PV-TECH.ORG

By Nilima Choudhury

November 13, 2012

South Africa’s Standard Bank Group has emerged as the leading investor in the first round of the country’s renewable energy independent power producer (REIPP) procurement process, backing a total of 11 solar and wind projects.

The South African government has allocated 1,416MW for this first round of the procurement process, worth about R47 billion (US$5.3 billion) of fixed investment, of which the majority, around R27 billion (US$3.1 billion), will be funded by debt.

Standard Bank Group will provide comprehensive corporate and investment banking services to all its clients in the REIPPP programme, including underwriting R9.4 billion (over US$1 billion) worth of debt, providing interest and currency hedges, carbon trading credits and corporate bonding and guarantee facilities.

The bank’s clients include 338MW of wind and 235MW of solar PV, out of the combined 1,416MW per year expected to be produced by all the projects. Standard Bank Group itself has also taken an equity stake in four projects.

Alastair Campbell, Executive Vice President, Power & Infrastructure Finance at Standard Bank Group said: “Standard Bank will be ready to disburse funding for most of the projects as soon as all documentation is finalised and hedges are closed.”

Developers will have until 16 November 2012 to finalise all their documents and foreign currency hedges, after which projects can be rolled out.

“This confirms that there is considerable appetite from developers and banks to invest in renewable energy projects in South Africa. Standard Bank has been involved in the emerging story of power generation from inception. We participated in the Integrated Resource Planning public hearings which re-affirmed REIPP procurement process as an accepted way of diversifying our energy mix and reducing carbon emissions,” continued Campbell.

Further bidding rounds are expected to take place roughly six months apart from 2013 onwards to allocate the total 3725MW. In line with the country’s long-term power plan, South Africa aims to secure a total of 17,800MW of renewable energy or 42% of South Africa’s new generation capacity by 2030.

Standard Bank Group said it is already preparing for the financial close of the second bidding window and is supporting the third bidding window.

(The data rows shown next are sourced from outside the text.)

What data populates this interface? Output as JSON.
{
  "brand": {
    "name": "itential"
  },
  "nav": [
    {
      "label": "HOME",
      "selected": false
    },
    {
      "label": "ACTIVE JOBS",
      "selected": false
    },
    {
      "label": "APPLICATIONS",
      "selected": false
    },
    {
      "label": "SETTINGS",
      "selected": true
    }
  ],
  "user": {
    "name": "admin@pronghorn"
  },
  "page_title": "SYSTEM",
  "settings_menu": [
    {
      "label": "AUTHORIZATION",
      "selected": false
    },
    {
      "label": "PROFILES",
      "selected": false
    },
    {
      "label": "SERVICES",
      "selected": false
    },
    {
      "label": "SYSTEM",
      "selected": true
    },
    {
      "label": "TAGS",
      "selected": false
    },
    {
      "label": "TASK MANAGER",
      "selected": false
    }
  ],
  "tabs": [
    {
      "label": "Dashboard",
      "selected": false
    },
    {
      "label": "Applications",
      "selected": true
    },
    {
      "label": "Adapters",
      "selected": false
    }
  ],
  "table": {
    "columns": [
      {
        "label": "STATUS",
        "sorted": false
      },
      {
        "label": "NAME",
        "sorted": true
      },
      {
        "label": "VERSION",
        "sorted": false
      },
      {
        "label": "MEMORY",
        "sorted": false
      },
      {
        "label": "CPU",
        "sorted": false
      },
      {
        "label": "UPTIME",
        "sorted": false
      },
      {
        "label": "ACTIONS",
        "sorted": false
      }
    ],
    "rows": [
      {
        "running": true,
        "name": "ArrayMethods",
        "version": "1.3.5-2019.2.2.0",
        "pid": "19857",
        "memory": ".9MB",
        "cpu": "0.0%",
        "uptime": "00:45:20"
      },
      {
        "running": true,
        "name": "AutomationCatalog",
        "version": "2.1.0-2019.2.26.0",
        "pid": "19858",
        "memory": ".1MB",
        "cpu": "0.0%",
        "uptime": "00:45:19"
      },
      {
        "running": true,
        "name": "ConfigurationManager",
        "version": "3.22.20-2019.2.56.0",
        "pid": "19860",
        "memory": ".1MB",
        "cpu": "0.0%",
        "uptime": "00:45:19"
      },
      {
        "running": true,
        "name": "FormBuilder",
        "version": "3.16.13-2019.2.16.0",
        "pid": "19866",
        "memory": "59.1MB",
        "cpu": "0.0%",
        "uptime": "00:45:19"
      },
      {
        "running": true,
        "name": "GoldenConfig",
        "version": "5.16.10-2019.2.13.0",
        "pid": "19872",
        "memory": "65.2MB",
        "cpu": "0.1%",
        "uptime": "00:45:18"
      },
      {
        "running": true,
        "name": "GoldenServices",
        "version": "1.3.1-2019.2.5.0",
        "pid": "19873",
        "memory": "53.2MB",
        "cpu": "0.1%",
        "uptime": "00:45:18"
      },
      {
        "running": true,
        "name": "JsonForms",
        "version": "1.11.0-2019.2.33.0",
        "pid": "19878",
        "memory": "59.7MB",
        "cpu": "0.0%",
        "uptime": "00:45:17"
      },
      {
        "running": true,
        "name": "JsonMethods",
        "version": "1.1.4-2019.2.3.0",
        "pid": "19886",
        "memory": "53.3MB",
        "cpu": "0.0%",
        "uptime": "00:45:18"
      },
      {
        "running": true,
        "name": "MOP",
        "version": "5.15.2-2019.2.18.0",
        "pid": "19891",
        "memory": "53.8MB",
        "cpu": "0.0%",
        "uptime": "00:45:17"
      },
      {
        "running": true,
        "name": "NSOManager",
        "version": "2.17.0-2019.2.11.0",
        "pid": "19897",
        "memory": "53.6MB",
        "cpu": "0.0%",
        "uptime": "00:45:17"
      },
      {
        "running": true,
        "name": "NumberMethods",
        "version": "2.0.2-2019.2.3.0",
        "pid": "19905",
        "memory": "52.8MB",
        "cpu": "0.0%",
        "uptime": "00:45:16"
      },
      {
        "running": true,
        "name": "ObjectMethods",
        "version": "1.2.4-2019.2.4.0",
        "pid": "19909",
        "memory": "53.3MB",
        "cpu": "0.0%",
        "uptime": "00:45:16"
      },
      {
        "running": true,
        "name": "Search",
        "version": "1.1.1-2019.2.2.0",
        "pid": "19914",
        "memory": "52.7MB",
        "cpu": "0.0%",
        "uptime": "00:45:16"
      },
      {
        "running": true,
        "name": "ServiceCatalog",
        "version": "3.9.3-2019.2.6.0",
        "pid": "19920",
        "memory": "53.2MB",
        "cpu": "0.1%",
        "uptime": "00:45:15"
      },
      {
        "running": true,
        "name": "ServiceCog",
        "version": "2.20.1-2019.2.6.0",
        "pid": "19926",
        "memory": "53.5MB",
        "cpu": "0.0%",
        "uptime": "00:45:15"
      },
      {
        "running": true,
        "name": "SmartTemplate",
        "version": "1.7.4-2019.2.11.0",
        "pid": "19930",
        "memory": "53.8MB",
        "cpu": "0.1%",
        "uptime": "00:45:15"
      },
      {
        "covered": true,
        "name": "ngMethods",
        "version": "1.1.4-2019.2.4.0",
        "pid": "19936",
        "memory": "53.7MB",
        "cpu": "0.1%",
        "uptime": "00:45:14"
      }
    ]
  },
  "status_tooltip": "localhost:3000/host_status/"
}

The second bidding window is expected to close in the first quarter of 2013.

“We have already committed a total of R6.1 billion of debt out of a total R19 billion to preferred bidders on the second bidding window. The second programme is smaller than the first and will have a total of 19 projects. Standard Bank is supporting preferred bidders on five of these projects,” said Ntlai Mosiah, Head of Power and Infrastructure SA Advisory and Coverage at Standard Bank Group.

“As the programme unfolds, an increasing number of benefits are expected for the South African electricity consumer. Chief amongst these is the expected fall in tariffs bid due to increasing interest and competition in the process. We are expecting that renewable energy prices will reach grid parity in the foreseeable future.”

Mosiah continued: “An aligned major benefit will emerge from increased local component manufacturing with its associated industrial development and job creation, an aspect that government has insisted should be accelerated.”